As Dr. Fauci would say, it doesn't matter, even if it were a peer reviewed it can still be bad. (1)

There are a lot of bad studies, especially on the "preprint servers" that in more quiet times would not appear at all, or which nobody would take a bit serious. Now there is a lot of wishful thinking or bias involved even in their perception.

The scientific process doesn't protect anybody from some studies simply being bad, the process is there that eventually the bad ones are going to not be reconfirmed, and the really good ones are those that have many confirmations and have even the power to make new predictions, that remain true.

There are known issues with these studies claiming different "strains" too easily.

1) https://www.rev.com/blog/transcripts/dr-fauci-hydroxychloroq...
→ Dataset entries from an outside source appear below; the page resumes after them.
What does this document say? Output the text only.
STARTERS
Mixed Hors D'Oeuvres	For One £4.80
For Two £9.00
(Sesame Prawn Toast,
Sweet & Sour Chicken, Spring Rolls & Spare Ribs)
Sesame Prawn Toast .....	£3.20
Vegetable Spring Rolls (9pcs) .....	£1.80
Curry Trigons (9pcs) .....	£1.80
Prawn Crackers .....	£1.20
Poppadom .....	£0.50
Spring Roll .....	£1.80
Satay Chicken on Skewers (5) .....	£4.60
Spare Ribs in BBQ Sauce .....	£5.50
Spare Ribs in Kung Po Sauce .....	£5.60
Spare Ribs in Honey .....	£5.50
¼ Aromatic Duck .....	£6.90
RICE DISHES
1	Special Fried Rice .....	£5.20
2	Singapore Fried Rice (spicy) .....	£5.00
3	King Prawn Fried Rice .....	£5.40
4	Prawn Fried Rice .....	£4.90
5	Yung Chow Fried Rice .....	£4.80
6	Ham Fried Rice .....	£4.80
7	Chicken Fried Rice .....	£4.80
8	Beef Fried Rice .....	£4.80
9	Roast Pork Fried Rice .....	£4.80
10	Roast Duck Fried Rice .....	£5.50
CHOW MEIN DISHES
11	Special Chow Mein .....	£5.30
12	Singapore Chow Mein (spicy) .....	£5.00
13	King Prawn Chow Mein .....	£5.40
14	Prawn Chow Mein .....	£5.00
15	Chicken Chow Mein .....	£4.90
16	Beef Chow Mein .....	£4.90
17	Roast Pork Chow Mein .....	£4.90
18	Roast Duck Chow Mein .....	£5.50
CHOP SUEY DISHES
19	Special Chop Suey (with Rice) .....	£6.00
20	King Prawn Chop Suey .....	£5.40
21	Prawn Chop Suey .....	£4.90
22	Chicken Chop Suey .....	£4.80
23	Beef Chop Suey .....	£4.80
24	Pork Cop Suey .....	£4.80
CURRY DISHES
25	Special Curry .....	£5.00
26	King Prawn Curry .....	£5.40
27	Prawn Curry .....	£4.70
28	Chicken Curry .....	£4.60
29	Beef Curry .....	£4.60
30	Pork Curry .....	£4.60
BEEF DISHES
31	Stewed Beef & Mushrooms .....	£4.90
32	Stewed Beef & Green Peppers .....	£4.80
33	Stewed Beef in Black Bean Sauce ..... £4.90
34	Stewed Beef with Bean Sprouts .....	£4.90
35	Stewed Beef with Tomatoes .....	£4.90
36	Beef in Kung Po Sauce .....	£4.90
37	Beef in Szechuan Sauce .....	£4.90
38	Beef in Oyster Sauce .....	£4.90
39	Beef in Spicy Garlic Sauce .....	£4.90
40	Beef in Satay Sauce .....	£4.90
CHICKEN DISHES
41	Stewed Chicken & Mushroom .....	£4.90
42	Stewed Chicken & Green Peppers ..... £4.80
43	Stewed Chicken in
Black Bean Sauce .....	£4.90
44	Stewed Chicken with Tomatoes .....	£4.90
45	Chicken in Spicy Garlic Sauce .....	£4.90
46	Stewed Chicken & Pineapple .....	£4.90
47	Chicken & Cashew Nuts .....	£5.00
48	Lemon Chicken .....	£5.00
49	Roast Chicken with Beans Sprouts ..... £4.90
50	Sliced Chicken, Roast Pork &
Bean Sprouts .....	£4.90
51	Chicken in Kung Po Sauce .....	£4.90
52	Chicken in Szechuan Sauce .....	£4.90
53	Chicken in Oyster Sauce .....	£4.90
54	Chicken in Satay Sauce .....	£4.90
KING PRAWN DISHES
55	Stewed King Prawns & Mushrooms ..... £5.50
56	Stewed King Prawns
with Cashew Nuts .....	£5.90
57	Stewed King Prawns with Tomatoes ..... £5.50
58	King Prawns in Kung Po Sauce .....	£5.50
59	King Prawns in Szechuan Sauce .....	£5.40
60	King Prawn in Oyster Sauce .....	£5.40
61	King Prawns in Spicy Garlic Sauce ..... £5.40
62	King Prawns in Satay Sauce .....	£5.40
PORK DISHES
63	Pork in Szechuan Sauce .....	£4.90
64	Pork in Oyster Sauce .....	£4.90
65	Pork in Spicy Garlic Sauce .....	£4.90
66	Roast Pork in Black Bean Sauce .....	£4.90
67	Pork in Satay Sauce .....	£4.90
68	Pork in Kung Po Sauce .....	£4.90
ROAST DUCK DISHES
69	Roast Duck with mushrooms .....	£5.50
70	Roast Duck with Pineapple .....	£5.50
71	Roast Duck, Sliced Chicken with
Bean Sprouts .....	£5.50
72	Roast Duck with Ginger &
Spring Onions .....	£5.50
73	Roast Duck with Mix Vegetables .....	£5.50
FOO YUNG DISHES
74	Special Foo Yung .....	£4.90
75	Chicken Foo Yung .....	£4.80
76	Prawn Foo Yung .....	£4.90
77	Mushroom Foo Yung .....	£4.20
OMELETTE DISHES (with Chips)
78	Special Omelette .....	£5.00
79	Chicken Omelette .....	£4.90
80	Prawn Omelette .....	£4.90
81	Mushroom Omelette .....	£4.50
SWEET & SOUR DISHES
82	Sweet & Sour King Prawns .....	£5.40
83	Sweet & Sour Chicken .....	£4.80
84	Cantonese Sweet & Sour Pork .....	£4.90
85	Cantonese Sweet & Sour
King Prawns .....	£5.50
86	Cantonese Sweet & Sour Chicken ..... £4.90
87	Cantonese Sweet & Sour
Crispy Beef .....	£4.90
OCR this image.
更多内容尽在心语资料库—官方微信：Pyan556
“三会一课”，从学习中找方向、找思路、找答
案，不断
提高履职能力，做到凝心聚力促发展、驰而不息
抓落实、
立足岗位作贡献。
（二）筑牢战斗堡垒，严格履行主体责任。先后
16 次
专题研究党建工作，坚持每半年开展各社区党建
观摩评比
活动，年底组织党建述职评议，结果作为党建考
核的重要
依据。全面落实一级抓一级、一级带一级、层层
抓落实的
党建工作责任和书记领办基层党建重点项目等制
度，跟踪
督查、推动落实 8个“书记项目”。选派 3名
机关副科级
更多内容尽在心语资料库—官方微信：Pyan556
Would it not be possible that through quarantine of infected people we "outbreed" the dangerous strains of covid19? People with symptoms going to be isolated, so their strain of the virus can not infect as much people as a hypothetical other strain which don´t produce symptoms... just an idea.
The problem is in as much as 50% of the cases, the same deadly virus causes no symptoms in some, so you really don't know if you are asymptomatic because of the strain or your immune system.
That would be my guess too.

More testing does not explain falling CFR in South Korea for one thing.

Not ventilating people at the first sign of O2 dropping helps a lot.
> There's no any scientific reason to believe that "the virus" changed in any way biologically.

Viruses don’t mutate?

Viruses have mutations all the time in random places in their genome, in fact in the course of an infection you have a "quasispecies" of viruses in your body with a diversity of different genomes, but most of those mutations don't do anything relevant. Think of someone modifying a // comment in your code or adding/removing an empty if clause somewhere. In some viruses, mutation is very relevant to fighting the disease, e.g. for HIV it's immensely large. But for the Coronavirus the mutation rate is rather low, and even though it does mutate, no variant has been discovered yet that's functionally different to already existing variants.

The main reason for why Coronaviruses don't mutate much is because they don't have to. While influenza constantly comes up with mutations so that it can come back seasonally, it seems that Coronaviruses take a different approach by evading adaptive immunity instead. E.g. feline Coronaviruses can infect cats over and over again, without large increases in ability for cats to fight it. That's also the case a bit for SARS-Cov-2, there are reports of humans getting infected a second time, but they are rather rare reports, we'd have far more of them if humans had no good adaptive immunity.

They do, it’s just GP is saying that’s not the most likely thing to have caused the reduction in infection rates.

There different strains, but apparently the virulence is pretty similar [0].

[0] https://coronavirusexplained.ukri.org/en/article/cad0013/

They do, but there has been no sign of this one mutating in any significant way as far as I know.
One thing to be careful about is using a influenza as reference. Influenza is a segmented virus. The viral genome is composed of 8 separate segments. In the wild new strains occur due to reassortment where the RNA sequences from two separate strains are shuffled to produce a third. That makes influenza annoying because it's regularly swapping in RNA segments from bird and swine influenza viruses. Makes developing an universal vaccine impossible and occasionally you get nasty novel strains like in 1918.

Single stranded viruses are a lot more stable.